In summary, it would appear to be a tragic mistake to build downhill ski resort facilities in an area where it would, essentially, destroy the area for wilderness use (both summer and winter) and where reliable skiing can be counted upon for only 2 months a year. If the promoters of the ski resort do not realize this that reports of snow depths are highly exaggerated-they will be soon disillusioned; otherwise, it would appear that skiing would really be only secondary and they plan to make their money through summer use such as the San Jacinto tramway does.

Thank you very much.


Mrs. BRATT. I represent one family of five. We love wilderness. We love the tamed out of doors. And we love skiing. We hope Congress will keep the San Gorgonio wilderness as it is.

To those of you on this committee who worked so long and hard for the passage of the 1964 Wilderness Act, we thank you, very much.


We hope the primary concern of this committee in relation to the Wilderness Act will be to review Forest Service recommendations of lands to be included in the wilderness system. Where there is controversy we hope you will favor wilderness, because a wilderness can always be undone but never re-created.
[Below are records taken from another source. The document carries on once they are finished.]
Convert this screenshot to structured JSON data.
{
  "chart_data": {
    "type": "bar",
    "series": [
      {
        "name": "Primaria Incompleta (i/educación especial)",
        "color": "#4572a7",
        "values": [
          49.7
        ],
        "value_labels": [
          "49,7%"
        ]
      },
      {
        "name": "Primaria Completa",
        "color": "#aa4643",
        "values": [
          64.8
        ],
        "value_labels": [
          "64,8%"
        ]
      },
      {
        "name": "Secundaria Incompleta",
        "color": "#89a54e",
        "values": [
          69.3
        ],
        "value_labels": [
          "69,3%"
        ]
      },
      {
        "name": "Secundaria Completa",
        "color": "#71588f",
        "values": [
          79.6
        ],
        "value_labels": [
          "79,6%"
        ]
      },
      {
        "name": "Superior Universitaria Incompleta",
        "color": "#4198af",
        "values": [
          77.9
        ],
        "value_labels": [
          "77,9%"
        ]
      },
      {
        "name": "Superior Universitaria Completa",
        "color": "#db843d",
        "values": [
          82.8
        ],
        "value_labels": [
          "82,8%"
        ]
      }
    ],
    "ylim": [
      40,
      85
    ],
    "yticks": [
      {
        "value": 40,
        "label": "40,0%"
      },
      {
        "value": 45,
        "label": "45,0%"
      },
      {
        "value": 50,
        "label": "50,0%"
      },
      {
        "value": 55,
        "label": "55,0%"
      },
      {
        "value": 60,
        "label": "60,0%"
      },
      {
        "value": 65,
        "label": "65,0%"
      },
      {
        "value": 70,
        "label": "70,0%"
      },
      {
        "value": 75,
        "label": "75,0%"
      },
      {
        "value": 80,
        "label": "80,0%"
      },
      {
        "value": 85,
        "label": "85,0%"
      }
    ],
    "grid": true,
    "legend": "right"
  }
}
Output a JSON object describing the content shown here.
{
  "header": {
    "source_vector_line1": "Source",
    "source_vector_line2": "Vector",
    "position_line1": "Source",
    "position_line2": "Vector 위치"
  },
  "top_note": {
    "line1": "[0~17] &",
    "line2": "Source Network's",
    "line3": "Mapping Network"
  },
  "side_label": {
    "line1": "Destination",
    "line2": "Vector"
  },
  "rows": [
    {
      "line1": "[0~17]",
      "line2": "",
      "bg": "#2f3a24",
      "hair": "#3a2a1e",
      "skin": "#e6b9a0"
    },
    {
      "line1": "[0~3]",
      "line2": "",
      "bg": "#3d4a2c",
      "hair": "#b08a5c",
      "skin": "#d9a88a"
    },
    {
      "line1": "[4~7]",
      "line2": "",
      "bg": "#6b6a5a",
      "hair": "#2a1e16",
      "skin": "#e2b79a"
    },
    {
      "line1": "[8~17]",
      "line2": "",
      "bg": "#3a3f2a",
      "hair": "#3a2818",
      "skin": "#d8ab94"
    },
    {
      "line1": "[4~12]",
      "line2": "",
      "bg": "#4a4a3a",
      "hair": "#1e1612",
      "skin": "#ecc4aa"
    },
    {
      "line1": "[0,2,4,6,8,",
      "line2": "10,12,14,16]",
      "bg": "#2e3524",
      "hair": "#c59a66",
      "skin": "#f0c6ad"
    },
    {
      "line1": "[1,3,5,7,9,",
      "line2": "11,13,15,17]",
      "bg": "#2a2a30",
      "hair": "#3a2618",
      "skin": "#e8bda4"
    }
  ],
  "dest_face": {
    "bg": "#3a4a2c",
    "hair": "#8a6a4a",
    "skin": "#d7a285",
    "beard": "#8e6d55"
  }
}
Where there is a choice between larger or smaller boundaries we hope you will favor the larger area for the same reason. To the unending proposals for development and withdrawal we hope Congress will answer: "Wait." We hope the wilderness system, just born, will have a chance to grow, mature, and prove it will fill the need in our culture which we believe exists. Withdrawal in less than 10 years, perhaps 25 years, we feel would be premature.